The first group consists of 36 samples, which were later-maturing, dwarf and low-yield. The second group consists of 49 samples, which recorded big-pod and big-seed size and strong-stem. The third group represented 11 accessions which were late-maturing, multi-nodule and small-seeded. The fourth group contained nine samples, which were dwarf, big-podded and low-yielding types. The fifth group contains 47 samples, which were late-maturing and with small-pods, small-seeds. The sixth group contains four samples, which were early-maturing accessions with big-grain and high-yield. Finally, the seventh group comprised 14 samples, with big-leaf, big-grain and high-yield.

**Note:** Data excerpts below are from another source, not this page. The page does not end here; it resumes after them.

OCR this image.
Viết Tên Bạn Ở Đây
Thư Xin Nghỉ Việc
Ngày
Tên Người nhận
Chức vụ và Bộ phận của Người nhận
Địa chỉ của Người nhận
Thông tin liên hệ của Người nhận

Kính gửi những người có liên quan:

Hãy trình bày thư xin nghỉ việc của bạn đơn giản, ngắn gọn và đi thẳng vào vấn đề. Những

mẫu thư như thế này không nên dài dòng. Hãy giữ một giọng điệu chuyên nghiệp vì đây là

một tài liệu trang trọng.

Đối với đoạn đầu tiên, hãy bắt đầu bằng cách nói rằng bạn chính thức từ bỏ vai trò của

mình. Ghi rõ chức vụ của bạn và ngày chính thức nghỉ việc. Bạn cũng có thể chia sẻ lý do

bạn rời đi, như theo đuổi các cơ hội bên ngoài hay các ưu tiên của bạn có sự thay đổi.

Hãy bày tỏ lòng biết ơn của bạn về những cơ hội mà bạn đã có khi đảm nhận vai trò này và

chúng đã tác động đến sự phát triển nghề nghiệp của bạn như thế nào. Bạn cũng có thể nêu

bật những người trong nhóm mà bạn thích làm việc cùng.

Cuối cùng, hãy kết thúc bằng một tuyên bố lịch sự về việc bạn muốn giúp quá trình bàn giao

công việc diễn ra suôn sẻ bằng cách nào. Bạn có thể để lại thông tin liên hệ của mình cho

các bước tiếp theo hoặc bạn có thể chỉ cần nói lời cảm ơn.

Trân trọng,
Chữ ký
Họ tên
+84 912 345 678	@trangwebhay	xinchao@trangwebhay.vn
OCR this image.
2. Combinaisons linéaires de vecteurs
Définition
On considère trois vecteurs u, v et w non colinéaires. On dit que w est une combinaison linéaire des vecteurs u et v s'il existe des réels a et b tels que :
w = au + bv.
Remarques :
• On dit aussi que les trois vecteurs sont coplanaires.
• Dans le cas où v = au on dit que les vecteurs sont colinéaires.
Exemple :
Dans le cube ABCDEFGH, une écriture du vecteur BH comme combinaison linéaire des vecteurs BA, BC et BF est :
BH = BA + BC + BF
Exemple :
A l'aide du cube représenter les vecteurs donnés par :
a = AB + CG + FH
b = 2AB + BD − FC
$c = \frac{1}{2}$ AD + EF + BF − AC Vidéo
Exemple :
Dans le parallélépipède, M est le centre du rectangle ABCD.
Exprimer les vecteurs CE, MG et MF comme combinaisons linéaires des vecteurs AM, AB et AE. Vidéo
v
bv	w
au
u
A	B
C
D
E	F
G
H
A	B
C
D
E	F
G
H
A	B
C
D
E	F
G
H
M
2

All groups showed two kinds of compound leaves,
i.e. triangular and oval shapes with relatively uniform distribution and two kinds of seed skin characteristics namely bright and grey and mainly bright. The other traits exhibited differences among different groups. Group II showed the main characteristics of resources in this region. Groups III and VI exhibited more uncommon characteristics. The traits of group V showed abundant characteristics. Group VII is a special group, with certain traits performance in contrary to other groups.
K-mean clustering analysis
The theoretical distribution intervals and central values of the 12 quantitative traits were set for the experimental material. The traits of germplasm studied in this experiment were mainly concentrated near the central value, which was also the main characteristic of mung bean germplasm resources in Liaoning Province. Based on the results, No. 130 resource was outstanding for yield and its yield potential is good. No. 149 resources combined high yield and earliness in maturity. Simultaneously, four large-grain resources, 15 early-maturing resources and multi-pods resources, high-stems resources, lobules resources, as well as other resources with outstanding usable characteristics were screened out, which could be referenced in breeding (Table 1).